Alyssa Rodriguez: Don’t tell us what it was about.

Greg Steckbeck: That was our second date.

Dave Blanks: Oh, you were talking to a significant other.

Greg Steckbeck: No.

Dave Blanks: No. Darn it. I failed. Okay so, you were talking to someone about your significant other.

Greg Steckbeck: Yes! Now you're on the right track.

Dave Blanks: All right. All right.

Greg Steckbeck: They asked if I was dating or if we were dating, and I said, I think, I think this counts, yeah.

Dave Blanks: That was your second date.

Greg Steckbeck: Mhm.

Dave Blanks: Congratulations.

Greg Steckbeck: Well, thank you very much.

Dave Blanks: Yeah, yeah, yeah. That's awesome.

Alyssa Rodriguez: We’ll hope for a third!

Dave Blanks: See ya man.

Greg Steckbeck: See ya! Have a good one!

Dave Blanks: Alright, you too! Yeah, I think we're going to head back. What do you, what do you think? I feel like we got some good answers.

Alyssa Rodriguez: I think we got a LOT of good answers.

Dave Blanks: We got-- I'm going to point out that we got zero “okay”s and zero “lol”s. Yeah, there were none.

Alyssa Rodriguez: That's true.

Chris Grulke: Alyssa I need you!

Alyssa Rodriguez: Why do you need me?

Dave Blanks: We had one girl that had a, a Gif or Jif depending on if you want to be a Weirdo and say Jif, which is actually what you're supposed to say.

Alyssa Rodriguez: My second sent text message is “How is someone attractive and talented?”

Dave Blanks: Mm.

Alyssa Rodriguez: Things to think about.

Dave Blanks: Yeah, I ponder that every morning as I stare at myself in the mirror. Well Alyssa, we had a lot of good answers.

Alyssa Rodriguez: Well like, do you need anything else?

Dave Blanks: Well, thanks Alyssa for your help.

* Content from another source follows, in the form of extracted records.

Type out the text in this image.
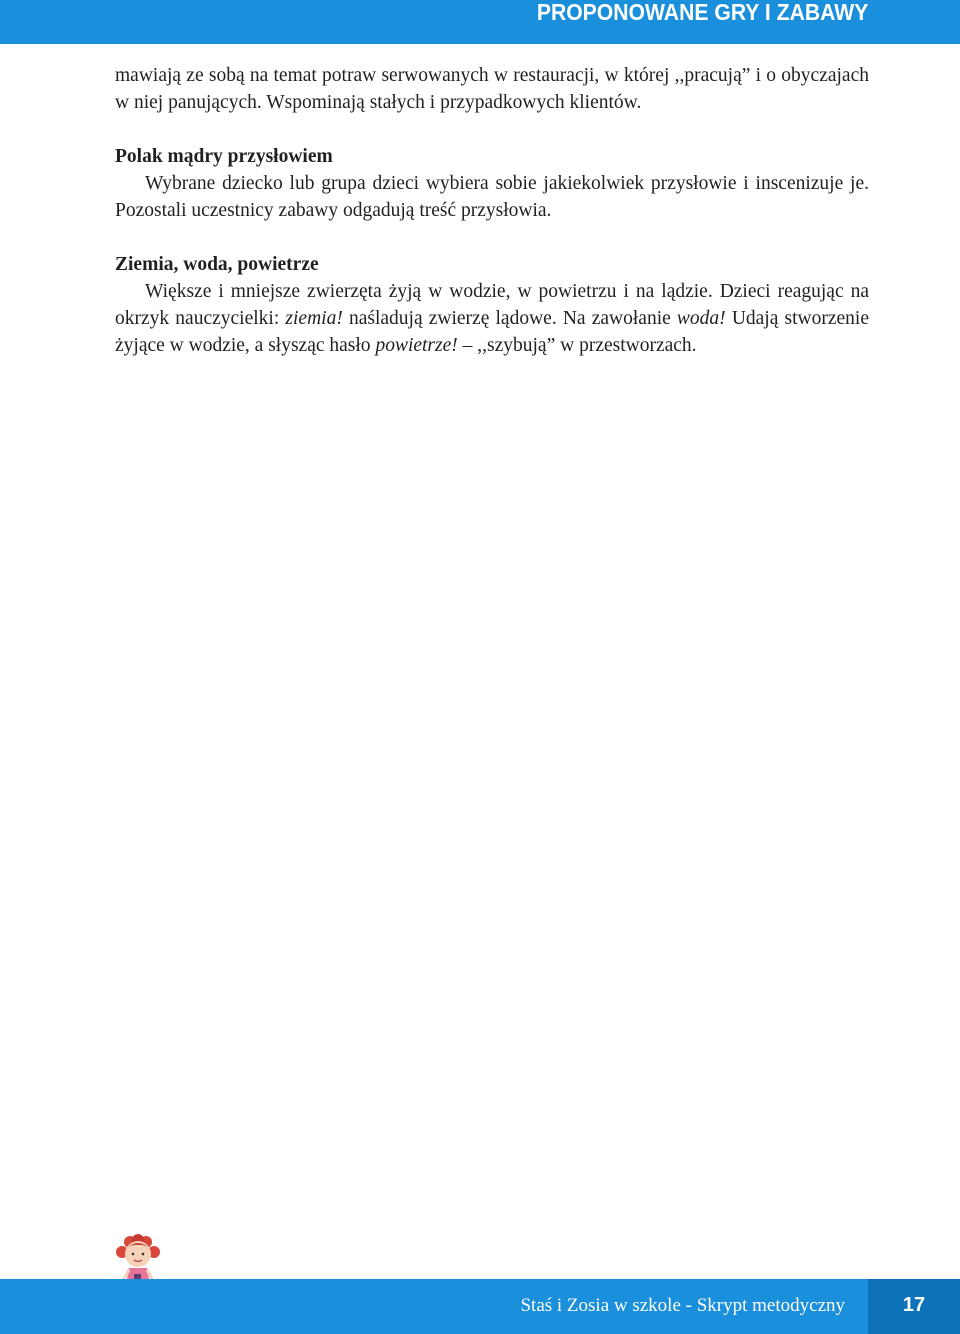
PROPONOWANE GRY I ZABAWY

mawiają ze sobą na temat potraw serwowanych w restauracji, w której ,,pracują” i o obyczajach w niej panujących. Wspominają stałych i przypadkowych klientów.

Polak mądry przysłowiem

Wybrane dziecko lub grupa dzieci wybiera sobie jakiekolwiek przysłowie i inscenizuje je. Pozostali uczestnicy zabawy odgadują treść przysłowia.

Ziemia, woda, powietrze

Większe i mniejsze zwierzęta żyją w wodzie, w powietrzu i na lądzie. Dzieci reagując na okrzyk nauczycielki: ziemia! naśladują zwierzę lądowe. Na zawołanie woda! Udają stworzenie żyjące w wodzie, a słysząc hasło powietrze! – ,,szybują” w przestworzach.

Staś i Zosia w szkole - Skrypt metodyczny	17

Alyssa Rodriguez: You're welcome.

Dave Blanks: I really appreciate it.

Alyssa Rodriguez: Yeah.

Dave Blanks: You added a lot.

Alyssa Rodriguez: I did.

Dave Blanks: Send me those pictures.

Alyssa Rodriguez: I will.

Dave Blanks: Alright. I’m Dave blanks and this has been—Hey, what's the next Dave by the Bell going to be about?

Alyssa Rodriguez: I don't know. I'll think about it.

Dave Blanks: What are you listening to?

Alyssa Rodriguez: No.

Dave Blanks: You don't want to do that? What are you listening to? And the guy is going to be like I’m listening to a phone call, so stop bothering me.

Alyssa Rodriguez: So, please leave me alone and go away.

Dave Blanks: Alright, well—

Marie Freeman: You’re listening to Dave outside my hallway.

Alyssa Rodriguez: I’m listening to Dave by the Bell!

Dave Blanks: I’m listening to Dave, talk incessantly right now. All right, well, I'm Dave Blanks. This has been Dave by the Bell. Bye everybody!